Thursday, December 25, 2014

Thursday, December 25, 2014

We celebrated our first Christmas here at Sans Souci and it was good. I had phone calls from those nearest and dearest to me which made it very special. Last night there was snow on the ground but by the time I woke this morning, it was gone.

Christmas Eve day I visited Port Sanilac (as you can see, it's a very busy town) and went to the Canada geese filled harbor, which is still virtually ice free -

Clicking enlarges photos!

Christine sent some perfect yellow place mats for the dining table which complement Jon's "Yellow" piece; Kippa, Vinlands Urthur - daughter of Korpur and Kata, even sent me a black dog-butt hanger which is now installed in my bath-womb and has a red Christmas ribon hanging on the tail. I simply refuse to believe that Kippa will be ten years old next summer!

(The red-ribboned dog-butt hanger is on the right.)

I just noticed that one of my Clivia seedlings is going to flower for the first time this winter. You know me well and know that I'll post photos when it does. The orange crocus shaped flowers have a wonderful odor. I've heard that one of the secrets to get them to flower is that you must NOT repot them; they like crowded roots. Also, they say, you have to cut back on the watering for several weeks. I really don't know if the watering thing is true though.

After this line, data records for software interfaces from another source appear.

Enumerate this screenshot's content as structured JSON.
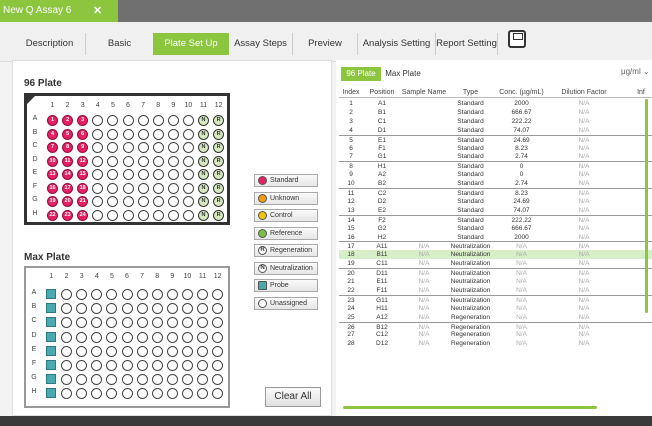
{
  "window": {
    "tab_title": "New Q Assay 6",
    "close_icon": "close-icon"
  },
  "nav": {
    "items": [
      "Description",
      "Basic Parameters",
      "Plate Set Up",
      "Assay Steps",
      "Preview",
      "Analysis Setting",
      "Report Setting"
    ],
    "active": "Plate Set Up",
    "save_icon": "save-icon"
  },
  "plate96": {
    "title": "96 Plate",
    "columns": [
      "1",
      "2",
      "3",
      "4",
      "5",
      "6",
      "7",
      "8",
      "9",
      "10",
      "11",
      "12"
    ],
    "rows": [
      "A",
      "B",
      "C",
      "D",
      "E",
      "F",
      "G",
      "H"
    ],
    "standard_markers": {
      "A": [
        "1",
        "2",
        "3"
      ],
      "B": [
        "4",
        "5",
        "6"
      ],
      "C": [
        "7",
        "8",
        "9"
      ],
      "D": [
        "10",
        "11",
        "12"
      ],
      "E": [
        "13",
        "14",
        "15"
      ],
      "F": [
        "16",
        "17",
        "18"
      ],
      "G": [
        "19",
        "20",
        "21"
      ],
      "H": [
        "22",
        "23",
        "24"
      ]
    },
    "neutralization_label": "N",
    "regeneration_label": "R"
  },
  "max_plate": {
    "title": "Max Plate",
    "columns": [
      "1",
      "2",
      "3",
      "4",
      "5",
      "6",
      "7",
      "8",
      "9",
      "10",
      "11",
      "12"
    ],
    "rows": [
      "A",
      "B",
      "C",
      "D",
      "E",
      "F",
      "G",
      "H"
    ]
  },
  "legend": [
    {
      "label": "Standard",
      "color": "#e91e63",
      "symbol": ""
    },
    {
      "label": "Unknown",
      "color": "#f39c12",
      "symbol": ""
    },
    {
      "label": "Control",
      "color": "#f1c40f",
      "symbol": ""
    },
    {
      "label": "Reference",
      "color": "#7ac143",
      "symbol": ""
    },
    {
      "label": "Regeneration",
      "color": "#ffffff",
      "symbol": "R"
    },
    {
      "label": "Neutralization",
      "color": "#ffffff",
      "symbol": "N"
    },
    {
      "label": "Probe",
      "color": "#4aa8b0",
      "symbol": ""
    },
    {
      "label": "Unassigned",
      "color": "#ffffff",
      "symbol": ""
    }
  ],
  "clear_button": "Clear All",
  "right_tabs": [
    "96 Plate",
    "Max Plate"
  ],
  "unit": "µg/ml",
  "table": {
    "headers": [
      "Index",
      "Position",
      "Sample Name",
      "Type",
      "Conc. (µg/mL)",
      "Dilution Factor",
      "Inf"
    ],
    "rows": [
      [
        "1",
        "A1",
        "",
        "Standard",
        "2000",
        "N/A"
      ],
      [
        "2",
        "B1",
        "",
        "Standard",
        "666.67",
        "N/A"
      ],
      [
        "3",
        "C1",
        "",
        "Standard",
        "222.22",
        "N/A"
      ],
      [
        "4",
        "D1",
        "",
        "Standard",
        "74.07",
        "N/A"
      ],
      [
        "5",
        "E1",
        "",
        "Standard",
        "24.69",
        "N/A"
      ],
      [
        "6",
        "F1",
        "",
        "Standard",
        "8.23",
        "N/A"
      ],
      [
        "7",
        "G1",
        "",
        "Standard",
        "2.74",
        "N/A"
      ],
      [
        "8",
        "H1",
        "",
        "Standard",
        "0",
        "N/A"
      ],
      [
        "9",
        "A2",
        "",
        "Standard",
        "0",
        "N/A"
      ],
      [
        "10",
        "B2",
        "",
        "Standard",
        "2.74",
        "N/A"
      ],
      [
        "11",
        "C2",
        "",
        "Standard",
        "8.23",
        "N/A"
      ],
      [
        "12",
        "D2",
        "",
        "Standard",
        "24.69",
        "N/A"
      ],
      [
        "13",
        "E2",
        "",
        "Standard",
        "74.07",
        "N/A"
      ],
      [
        "14",
        "F2",
        "",
        "Standard",
        "222.22",
        "N/A"
      ],
      [
        "15",
        "G2",
        "",
        "Standard",
        "666.67",
        "N/A"
      ],
      [
        "16",
        "H2",
        "",
        "Standard",
        "2000",
        "N/A"
      ],
      [
        "17",
        "A11",
        "N/A",
        "Neutralization",
        "N/A",
        "N/A"
      ],
      [
        "18",
        "B11",
        "N/A",
        "Neutralization",
        "N/A",
        "N/A"
      ],
      [
        "19",
        "C11",
        "N/A",
        "Neutralization",
        "N/A",
        "N/A"
      ],
      [
        "20",
        "D11",
        "N/A",
        "Neutralization",
        "N/A",
        "N/A"
      ],
      [
        "21",
        "E11",
        "N/A",
        "Neutralization",
        "N/A",
        "N/A"
      ],
      [
        "22",
        "F11",
        "N/A",
        "Neutralization",
        "N/A",
        "N/A"
      ],
      [
        "23",
        "G11",
        "N/A",
        "Neutralization",
        "N/A",
        "N/A"
      ],
      [
        "24",
        "H11",
        "N/A",
        "Neutralization",
        "N/A",
        "N/A"
      ],
      [
        "25",
        "A12",
        "N/A",
        "Regeneration",
        "N/A",
        "N/A"
      ],
      [
        "26",
        "B12",
        "N/A",
        "Regeneration",
        "N/A",
        "N/A"
      ],
      [
        "27",
        "C12",
        "N/A",
        "Regeneration",
        "N/A",
        "N/A"
      ],
      [
        "28",
        "D12",
        "N/A",
        "Regeneration",
        "N/A",
        "N/A"
      ]
    ],
    "highlighted_index": "18"
  },
  "colors": {
    "accent": "#8cc63f",
    "standard": "#e91e63",
    "highlight_row": "#d8eec8",
    "probe": "#4aa8b0"
  }
}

This seedling plant may be more than 15 years old. It takes them a long time to mature, like humans, but they also live a very long time. I read that the seeds are actually nourished by the parent plant for more than a year before they are ready to be potted. In other words, the seeds remain attached to the parent and get nourishment from the mother plant and even begin to grow roots and leaves before they separate. Sounds like what mammals do, eh? That's what happened to my parent plants and their offspring.

Totty has become very affectionate lately which in the past has been an early indicator of pregnancy. I'm hoping for a large litter. I'm not sure what dad's genes are. I know for sure that he carries a hidden recessive gene, the b-gene, for chocolate-brown. I do not know if he carries a hidden recessive gene for black & tan, the at-gene. Time will tell. (Icelandic Sheepdog people call our black & tan dogs "tricolors" because they also always have some white on them so they are technically black, tan, and white.)

Totty's mother is Kria (above) and she is a black, tan, and white (tricolor) Icelandic Sheepdog. She has some light tan on her legs and two "tan eyebrow spots". Some tricolors like Kria have light tan, other tricolors have dark red-tan colors. There are many shades of tan in between the dark red-tan and the champagne tan.

Totty is also a tricolor, a chocolate-brown tricolor, and fortunately, like her litter-sister Pila, has inherited her mother's wonderful tail. (Chocolate-brown, tan, and white dogs have two b-genes which turns black fur to chocolate-brown instead. The tan stays tan!)